Rotator Cuff Tear
The shoulder consists of three bones (humerus, scapula, and clavicle). It is a ball and socket joint that is stabilized by a group of muscles/tendons that attach around the head of the humerus called the rotator cuff. The rotator cuff stabilizes the shoulder joint. It is also helps the rotator and lifts the arm. A shoulder bursa lies between the rotator cuff and acromion bone (top of shoulder). This sac of tissue provides a smooth surface for tendon gliding.
Rotator cuff injury
Rotator cuff injuries are not uncommon. Injury to the rotator cuff may result from an acute injury, occur in conjunction with another shoulder injury or may be the result of gradual degenerative charges such as increased age, repetitive stress/motion, poor blood supply to the tendons or shoulder impingement.
Injuries may range from an inflammatory condition to partial or full thickness tears.
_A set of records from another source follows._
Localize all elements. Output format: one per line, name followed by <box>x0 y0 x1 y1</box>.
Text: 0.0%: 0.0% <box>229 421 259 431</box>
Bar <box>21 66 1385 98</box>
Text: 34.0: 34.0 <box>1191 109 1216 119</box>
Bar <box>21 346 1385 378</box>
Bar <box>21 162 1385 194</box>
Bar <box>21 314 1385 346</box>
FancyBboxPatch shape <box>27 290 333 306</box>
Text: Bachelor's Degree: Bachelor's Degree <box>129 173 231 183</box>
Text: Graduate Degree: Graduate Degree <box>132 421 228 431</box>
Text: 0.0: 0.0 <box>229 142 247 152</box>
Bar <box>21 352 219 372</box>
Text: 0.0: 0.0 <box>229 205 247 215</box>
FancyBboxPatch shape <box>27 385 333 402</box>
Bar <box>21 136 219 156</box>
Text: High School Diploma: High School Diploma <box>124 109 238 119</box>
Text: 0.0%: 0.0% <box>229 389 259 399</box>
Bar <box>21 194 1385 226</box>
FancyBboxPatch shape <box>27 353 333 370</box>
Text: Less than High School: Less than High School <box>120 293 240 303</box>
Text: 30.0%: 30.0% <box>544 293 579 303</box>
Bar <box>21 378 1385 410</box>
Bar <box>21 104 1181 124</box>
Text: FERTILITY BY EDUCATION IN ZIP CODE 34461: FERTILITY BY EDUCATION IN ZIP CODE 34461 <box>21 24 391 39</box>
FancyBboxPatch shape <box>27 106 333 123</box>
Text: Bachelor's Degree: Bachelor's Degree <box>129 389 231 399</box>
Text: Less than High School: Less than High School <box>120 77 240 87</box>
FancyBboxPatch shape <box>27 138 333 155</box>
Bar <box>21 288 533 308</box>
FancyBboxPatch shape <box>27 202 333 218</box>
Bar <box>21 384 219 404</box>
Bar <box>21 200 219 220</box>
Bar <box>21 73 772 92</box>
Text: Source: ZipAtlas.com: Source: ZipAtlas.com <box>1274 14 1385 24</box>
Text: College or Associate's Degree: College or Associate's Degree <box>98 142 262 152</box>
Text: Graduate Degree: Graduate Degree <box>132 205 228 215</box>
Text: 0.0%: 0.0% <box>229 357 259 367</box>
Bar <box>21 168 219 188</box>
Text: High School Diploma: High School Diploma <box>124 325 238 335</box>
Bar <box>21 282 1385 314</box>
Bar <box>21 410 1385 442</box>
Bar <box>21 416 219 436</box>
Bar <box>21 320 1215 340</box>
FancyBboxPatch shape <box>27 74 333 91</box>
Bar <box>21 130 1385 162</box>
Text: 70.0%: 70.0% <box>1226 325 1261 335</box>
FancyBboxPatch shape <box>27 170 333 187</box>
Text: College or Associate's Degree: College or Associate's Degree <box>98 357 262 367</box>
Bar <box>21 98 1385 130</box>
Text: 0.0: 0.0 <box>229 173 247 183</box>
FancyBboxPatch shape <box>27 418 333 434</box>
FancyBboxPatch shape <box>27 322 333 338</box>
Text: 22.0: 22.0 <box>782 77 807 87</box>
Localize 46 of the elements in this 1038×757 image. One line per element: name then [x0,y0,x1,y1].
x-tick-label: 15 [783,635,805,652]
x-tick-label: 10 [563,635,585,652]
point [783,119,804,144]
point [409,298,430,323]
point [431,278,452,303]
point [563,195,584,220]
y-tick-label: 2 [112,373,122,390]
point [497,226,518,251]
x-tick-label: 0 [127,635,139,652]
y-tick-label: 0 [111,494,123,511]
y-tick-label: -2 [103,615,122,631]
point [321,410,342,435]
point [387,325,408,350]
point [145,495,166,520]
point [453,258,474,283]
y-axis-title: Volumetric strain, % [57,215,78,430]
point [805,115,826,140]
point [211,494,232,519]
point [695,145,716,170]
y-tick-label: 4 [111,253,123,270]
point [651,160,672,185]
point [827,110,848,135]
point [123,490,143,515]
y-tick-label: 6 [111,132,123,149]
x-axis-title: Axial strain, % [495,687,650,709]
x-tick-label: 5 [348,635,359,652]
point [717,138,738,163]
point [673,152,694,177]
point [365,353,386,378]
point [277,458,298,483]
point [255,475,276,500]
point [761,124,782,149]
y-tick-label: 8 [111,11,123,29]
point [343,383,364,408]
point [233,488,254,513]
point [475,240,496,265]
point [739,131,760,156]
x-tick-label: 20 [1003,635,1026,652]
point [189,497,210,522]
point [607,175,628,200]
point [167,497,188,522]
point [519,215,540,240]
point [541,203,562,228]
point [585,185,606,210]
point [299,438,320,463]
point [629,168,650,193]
The shoulder bursa may become inflamed or injured which can also contribute to shoulder pain and/or loss of motion. This can occur independent to, or along with, injury to the rotator cuff.
Thickening of the rotator cuff and its bursa can lead to an impingement syndrome. The impingement syndrome is when tissue impinges against the bones and around the shoulder. This will cause pain.
Not all rotator cuff tears are painful. However, when symptomatic, patients may experience shoulder pain at night and at rest, pain with lifting or lowering the affected arm and weakness, particularly with lifting and rotation of the arm. Overhead activities may exacerbate symptoms.
Diagnosing rotator cuff injuries:
Along with detailed history and physical exam, xray imaging and MRI may be used to determine your diagnosis.
Treatment options for rotators cuff injury vary. Rest, ice and anti-inflammatory medication is usually a first line conservative approach. Physical therapy and steroid injection may also be utilized. If symptoms do not resolve with conservative treatment, surgery may be indicated. Surgery may be performed via arthroscopic or open technique. The goal of surgery is to repair injury and/or identify and resolve underlying inflammation or pathology.
Your provider at OAM will review and discuss the appropriate course of treatment with you during your office visit.